Senior care leaders are increasingly utilizing telehealth and remote patient monitoring to improve clinical outcomes and create more touchpoints with patients.
Providers have also capitalized on secondary and tertiary benefits of virtual care, like those that come with marketing and staff retention.
“Our staff has really appreciated us investing in the tools for them,” Matthew Fenley, chief business development officer at the Allure Group, said during a Home Health Care News webinar Thursday. “Everyone wants to take pride in their workplace and for them to see the investments were made to give them the best tools, I think it really has gone a long way.”
The New York-based Allure Group is a network of skilled nursing facilities with six locations in Brooklyn and Manhattan.
In 2019, the company started to introduce telemedicine services to supplement care that was being delivered during the day.
Not only was the company able to show lower readmission rates to its hospital partners almost immediately, but the forward-thinking moves allowed the Allure Group to be better equipped during the pandemic.
Now, Fenley said the company is starting to see those secondary benefits.
“That pride from our caregivers obviously trickles down to patient care,” he said. “It gives our staff more confidence so they’re not automatically calling 911 anytime there’s something moving off the baseline. There’s a moment to pause and actually contact the provider. It’s really allowed us to recognize key staff who have embraced the product and the technology.”
Home-based care providers have made similar efforts, especially due to their inability to be in a patient’s home 24/7.
“Clinical partners are looking for solutions for older adults and partners like us who understand the future of home care requires taking that blended approach,” Best Life Brands CEO J.J. Sorrenti said. “This technology opens new doors for us and enhances relationships that we already have, because we have solutions that bridge care gaps.”
Best Life Brands is the platform company above ComForCare.
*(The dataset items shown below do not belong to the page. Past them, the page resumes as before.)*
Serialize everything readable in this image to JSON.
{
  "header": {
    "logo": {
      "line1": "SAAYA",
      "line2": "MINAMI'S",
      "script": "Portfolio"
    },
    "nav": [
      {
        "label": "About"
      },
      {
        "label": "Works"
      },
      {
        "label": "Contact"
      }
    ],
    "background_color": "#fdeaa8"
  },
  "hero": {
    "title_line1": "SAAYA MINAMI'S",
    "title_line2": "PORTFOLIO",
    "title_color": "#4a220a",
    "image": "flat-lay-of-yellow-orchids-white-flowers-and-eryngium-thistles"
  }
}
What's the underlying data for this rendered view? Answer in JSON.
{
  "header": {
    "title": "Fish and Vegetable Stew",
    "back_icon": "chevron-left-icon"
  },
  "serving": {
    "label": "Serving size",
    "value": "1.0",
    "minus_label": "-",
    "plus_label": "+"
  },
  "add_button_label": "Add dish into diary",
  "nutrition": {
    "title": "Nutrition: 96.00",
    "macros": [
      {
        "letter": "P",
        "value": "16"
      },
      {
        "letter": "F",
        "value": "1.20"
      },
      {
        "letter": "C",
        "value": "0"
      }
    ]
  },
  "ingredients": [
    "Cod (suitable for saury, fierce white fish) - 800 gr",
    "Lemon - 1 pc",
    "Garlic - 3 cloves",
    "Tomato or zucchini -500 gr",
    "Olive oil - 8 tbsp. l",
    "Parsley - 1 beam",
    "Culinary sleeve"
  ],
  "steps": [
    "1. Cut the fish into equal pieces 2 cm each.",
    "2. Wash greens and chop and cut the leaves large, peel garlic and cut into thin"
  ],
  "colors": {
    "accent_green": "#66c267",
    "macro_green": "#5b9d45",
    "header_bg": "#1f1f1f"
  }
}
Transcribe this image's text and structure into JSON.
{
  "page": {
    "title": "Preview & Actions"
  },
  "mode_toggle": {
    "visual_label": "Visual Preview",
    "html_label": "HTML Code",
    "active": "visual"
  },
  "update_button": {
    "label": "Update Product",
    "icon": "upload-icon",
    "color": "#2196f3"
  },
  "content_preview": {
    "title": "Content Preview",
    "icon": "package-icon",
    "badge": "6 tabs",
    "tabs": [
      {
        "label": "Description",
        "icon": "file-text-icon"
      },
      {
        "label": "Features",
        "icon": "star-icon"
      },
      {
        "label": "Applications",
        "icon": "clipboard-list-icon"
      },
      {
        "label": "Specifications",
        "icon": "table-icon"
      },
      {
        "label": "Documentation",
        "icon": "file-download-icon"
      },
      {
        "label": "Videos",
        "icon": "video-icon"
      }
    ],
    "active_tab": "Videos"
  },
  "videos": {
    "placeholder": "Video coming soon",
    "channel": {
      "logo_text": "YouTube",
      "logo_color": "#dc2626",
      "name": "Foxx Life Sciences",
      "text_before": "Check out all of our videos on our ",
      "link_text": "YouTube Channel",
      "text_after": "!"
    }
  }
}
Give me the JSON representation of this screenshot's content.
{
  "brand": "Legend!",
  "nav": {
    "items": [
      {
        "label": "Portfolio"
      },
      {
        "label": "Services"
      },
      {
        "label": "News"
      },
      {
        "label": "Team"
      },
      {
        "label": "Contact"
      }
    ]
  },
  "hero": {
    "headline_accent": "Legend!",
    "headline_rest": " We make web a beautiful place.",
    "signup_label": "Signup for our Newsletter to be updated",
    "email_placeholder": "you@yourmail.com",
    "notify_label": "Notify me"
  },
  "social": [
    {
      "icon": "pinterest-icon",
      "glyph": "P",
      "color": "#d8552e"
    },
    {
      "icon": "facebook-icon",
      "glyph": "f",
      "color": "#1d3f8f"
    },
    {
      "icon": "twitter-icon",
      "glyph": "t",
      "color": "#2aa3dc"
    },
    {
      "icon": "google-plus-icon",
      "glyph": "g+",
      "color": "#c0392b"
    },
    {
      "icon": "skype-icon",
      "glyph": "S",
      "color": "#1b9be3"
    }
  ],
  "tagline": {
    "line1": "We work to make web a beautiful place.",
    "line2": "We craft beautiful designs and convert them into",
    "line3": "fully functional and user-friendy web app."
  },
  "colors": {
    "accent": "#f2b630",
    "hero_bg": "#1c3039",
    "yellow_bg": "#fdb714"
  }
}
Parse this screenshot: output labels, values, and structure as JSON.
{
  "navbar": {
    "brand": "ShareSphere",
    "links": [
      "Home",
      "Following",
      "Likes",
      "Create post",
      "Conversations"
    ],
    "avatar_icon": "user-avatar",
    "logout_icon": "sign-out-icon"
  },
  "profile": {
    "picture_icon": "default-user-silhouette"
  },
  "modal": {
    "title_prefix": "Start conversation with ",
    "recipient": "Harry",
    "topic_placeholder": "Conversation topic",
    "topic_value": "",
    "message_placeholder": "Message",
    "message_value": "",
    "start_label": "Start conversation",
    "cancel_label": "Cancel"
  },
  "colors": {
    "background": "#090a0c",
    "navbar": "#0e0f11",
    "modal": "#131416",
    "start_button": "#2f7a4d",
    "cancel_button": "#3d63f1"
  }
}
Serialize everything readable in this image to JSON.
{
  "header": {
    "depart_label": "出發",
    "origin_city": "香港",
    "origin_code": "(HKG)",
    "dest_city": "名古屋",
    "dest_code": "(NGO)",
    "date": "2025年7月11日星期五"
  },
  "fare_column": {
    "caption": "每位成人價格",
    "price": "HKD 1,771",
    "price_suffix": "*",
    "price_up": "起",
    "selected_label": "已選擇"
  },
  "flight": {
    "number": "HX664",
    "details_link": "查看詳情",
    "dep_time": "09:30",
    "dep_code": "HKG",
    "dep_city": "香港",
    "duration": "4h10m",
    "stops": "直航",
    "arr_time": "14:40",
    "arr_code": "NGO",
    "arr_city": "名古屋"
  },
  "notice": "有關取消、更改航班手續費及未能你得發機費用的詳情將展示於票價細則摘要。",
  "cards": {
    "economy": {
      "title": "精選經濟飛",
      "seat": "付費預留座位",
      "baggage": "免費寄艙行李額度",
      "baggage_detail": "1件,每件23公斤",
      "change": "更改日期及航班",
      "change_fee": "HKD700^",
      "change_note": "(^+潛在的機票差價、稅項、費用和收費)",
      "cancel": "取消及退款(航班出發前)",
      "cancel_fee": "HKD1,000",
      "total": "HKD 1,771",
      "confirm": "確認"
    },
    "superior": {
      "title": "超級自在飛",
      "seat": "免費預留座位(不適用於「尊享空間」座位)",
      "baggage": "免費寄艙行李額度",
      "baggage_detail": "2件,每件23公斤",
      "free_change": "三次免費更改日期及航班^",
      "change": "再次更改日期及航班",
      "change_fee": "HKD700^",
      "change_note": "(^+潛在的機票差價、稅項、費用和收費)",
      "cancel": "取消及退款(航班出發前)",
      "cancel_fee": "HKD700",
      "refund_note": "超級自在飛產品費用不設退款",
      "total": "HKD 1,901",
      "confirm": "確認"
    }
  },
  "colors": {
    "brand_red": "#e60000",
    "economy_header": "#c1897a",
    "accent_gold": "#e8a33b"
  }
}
ComForCare is a home care franchise organization that has 270 territories independently owned and operated in Canada and the U.S.
The company recently announced a partnership with Connected Home Living to launch Connected Care, its remote patient monitoring (RPM) program for seniors.
Sorrenti said these established partnerships, and the success that telehealth has helped them achieve, have gone a long way from a marketing perspective.
“That technology helps drag attention to our solution — Connected Care — and it helps partners achieve the aim of care that they see this concept operationalized inside their practice,” Sorrenti said.
The next possible step, Sorrenti said, is having telehealth and virtual capabilities help fill the gaps in staffing.
“We haven’t really had families want to replace our in-home care with technology, but I imagine we might see that down the road,” he said. “Right now it’s augmenting the night hours when families can’t afford 24/7 care. It’s also an entree into the home when older adults aren’t ready for care. I do believe that in the future, due to home care costs and staffing shortages, we’ll begin to sell services in more of a package-type model where we’ll be selling sort of a blended package.”